Super Surgeons: A Chance at Life 1/3, 10pm, Channel 4: Filmed across a year at the world-leading Royal Marsden Hospital, this three-part documentary series explores the pioneering and life-saving operations surgeons perform to give patients the best chance at life. The series follows surgeons as they face some of the most complex and challenging oncological cases in the world as they make the ultimate decision – whether they can or can't treat the cancer by operating.
Tuesday 19th July
Kew Gardens: A Year in Bloom, 1/7, 8pm, Channel 5: Cameras follow 12 months in the lives of Kew Gardens' staff. It is early spring and daffodils, crocuses and magnolia are bringing visitors in search of the first colour. Also making a fresh start is Simon, the new head of living collections, and he's got the massive job of evaluating nearly 17,000 plant species in the gardens to decide what stays and what goes.

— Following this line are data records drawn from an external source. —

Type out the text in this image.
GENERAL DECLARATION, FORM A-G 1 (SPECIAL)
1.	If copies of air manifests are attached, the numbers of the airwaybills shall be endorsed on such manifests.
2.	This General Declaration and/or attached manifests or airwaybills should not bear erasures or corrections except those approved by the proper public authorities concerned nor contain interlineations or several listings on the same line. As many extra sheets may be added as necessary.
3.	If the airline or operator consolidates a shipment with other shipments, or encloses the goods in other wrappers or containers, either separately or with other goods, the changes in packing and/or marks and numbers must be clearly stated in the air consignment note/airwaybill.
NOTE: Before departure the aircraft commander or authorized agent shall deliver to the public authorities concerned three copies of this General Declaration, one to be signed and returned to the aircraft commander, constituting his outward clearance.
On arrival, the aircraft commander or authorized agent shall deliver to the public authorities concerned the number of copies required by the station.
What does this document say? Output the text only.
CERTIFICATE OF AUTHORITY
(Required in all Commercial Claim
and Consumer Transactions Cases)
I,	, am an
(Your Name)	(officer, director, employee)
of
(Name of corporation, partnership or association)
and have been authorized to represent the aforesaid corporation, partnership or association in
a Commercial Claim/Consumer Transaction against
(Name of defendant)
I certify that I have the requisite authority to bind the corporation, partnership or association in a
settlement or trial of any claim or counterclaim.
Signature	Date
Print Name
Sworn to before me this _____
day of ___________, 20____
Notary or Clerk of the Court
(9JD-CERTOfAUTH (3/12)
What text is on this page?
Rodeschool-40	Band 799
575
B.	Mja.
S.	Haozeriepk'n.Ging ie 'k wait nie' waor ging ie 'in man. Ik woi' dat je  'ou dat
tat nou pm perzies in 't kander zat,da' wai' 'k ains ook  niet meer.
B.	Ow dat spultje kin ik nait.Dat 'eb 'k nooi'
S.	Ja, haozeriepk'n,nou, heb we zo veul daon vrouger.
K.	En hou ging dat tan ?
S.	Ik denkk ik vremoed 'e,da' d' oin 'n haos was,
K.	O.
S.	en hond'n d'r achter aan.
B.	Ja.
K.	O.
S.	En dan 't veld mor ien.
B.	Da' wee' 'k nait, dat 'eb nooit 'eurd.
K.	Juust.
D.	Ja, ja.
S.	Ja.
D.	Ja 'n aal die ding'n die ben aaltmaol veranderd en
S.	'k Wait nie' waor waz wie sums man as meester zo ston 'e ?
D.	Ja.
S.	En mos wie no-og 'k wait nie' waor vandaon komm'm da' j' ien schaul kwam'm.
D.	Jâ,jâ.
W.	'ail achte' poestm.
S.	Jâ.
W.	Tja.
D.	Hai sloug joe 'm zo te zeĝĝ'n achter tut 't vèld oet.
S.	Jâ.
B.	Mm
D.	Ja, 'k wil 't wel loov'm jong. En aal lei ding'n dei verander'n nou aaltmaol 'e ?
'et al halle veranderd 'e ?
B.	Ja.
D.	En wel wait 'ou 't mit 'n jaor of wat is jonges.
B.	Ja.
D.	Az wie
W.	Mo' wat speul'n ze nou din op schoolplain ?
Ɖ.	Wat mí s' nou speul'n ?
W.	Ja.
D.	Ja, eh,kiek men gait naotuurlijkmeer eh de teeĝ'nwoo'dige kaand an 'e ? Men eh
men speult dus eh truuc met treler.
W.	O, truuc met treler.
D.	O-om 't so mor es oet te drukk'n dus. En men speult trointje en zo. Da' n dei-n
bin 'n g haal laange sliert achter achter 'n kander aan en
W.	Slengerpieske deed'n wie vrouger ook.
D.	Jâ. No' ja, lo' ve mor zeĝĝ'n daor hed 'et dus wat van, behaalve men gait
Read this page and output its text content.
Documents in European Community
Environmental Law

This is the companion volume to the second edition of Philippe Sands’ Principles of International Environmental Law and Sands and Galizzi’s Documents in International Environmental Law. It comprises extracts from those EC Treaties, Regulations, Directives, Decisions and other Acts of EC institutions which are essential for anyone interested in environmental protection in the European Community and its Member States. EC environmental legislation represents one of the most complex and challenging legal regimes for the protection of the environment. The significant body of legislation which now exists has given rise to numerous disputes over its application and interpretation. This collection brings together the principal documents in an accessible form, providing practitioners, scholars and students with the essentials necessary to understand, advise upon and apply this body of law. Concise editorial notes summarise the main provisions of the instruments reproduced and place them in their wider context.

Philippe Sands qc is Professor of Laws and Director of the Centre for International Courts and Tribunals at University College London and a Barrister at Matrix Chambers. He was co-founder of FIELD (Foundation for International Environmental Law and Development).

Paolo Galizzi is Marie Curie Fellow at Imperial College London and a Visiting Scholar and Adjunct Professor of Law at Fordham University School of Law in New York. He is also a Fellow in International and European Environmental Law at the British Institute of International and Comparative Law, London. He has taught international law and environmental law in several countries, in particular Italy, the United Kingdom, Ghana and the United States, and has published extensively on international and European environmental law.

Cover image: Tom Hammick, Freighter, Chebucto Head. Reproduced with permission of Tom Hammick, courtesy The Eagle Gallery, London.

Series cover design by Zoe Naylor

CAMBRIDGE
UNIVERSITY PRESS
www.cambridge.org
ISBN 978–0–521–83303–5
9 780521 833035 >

Britain's Tourette's Mystery: Scarlett Moffatt Investigates, 10pm, Channel 4: Britain's in the midst of a mystery outbreak of Tourette's. But what's causing this explosion of tics? And why is it appearing out of the blue in young people? Scarlett Moffatt embarks on an investigation to uncover the potential causes of this medical phenomenon. It's an unexpectedly personal journey for Scarlett, as she reflects on the tics that appeared when she was just 12 years old and already having to deal with crippling anxiety.
Wednesday 20th July
Unvaccinated, 9pm, BBC Two: Covid-19 is on the rise again in the UK. After multiple lockdowns and more than 197,000 deaths, experts are warning we’re now entering a fifth wave of the pandemic. So why are five million adults in the UK still yet to receive a single dose of the vaccine?
Friday 22nd July
Sanditon, 9pm, ITV: Sanditon, the acclaimed drama based on Jane Austen’s final, unfinished novel left fans in suspense and clamouring for more with the first series’ heart-breaking finale. The new series will pick up the action nine months later, as the town is growing in popularity, featuring characters familiar and new.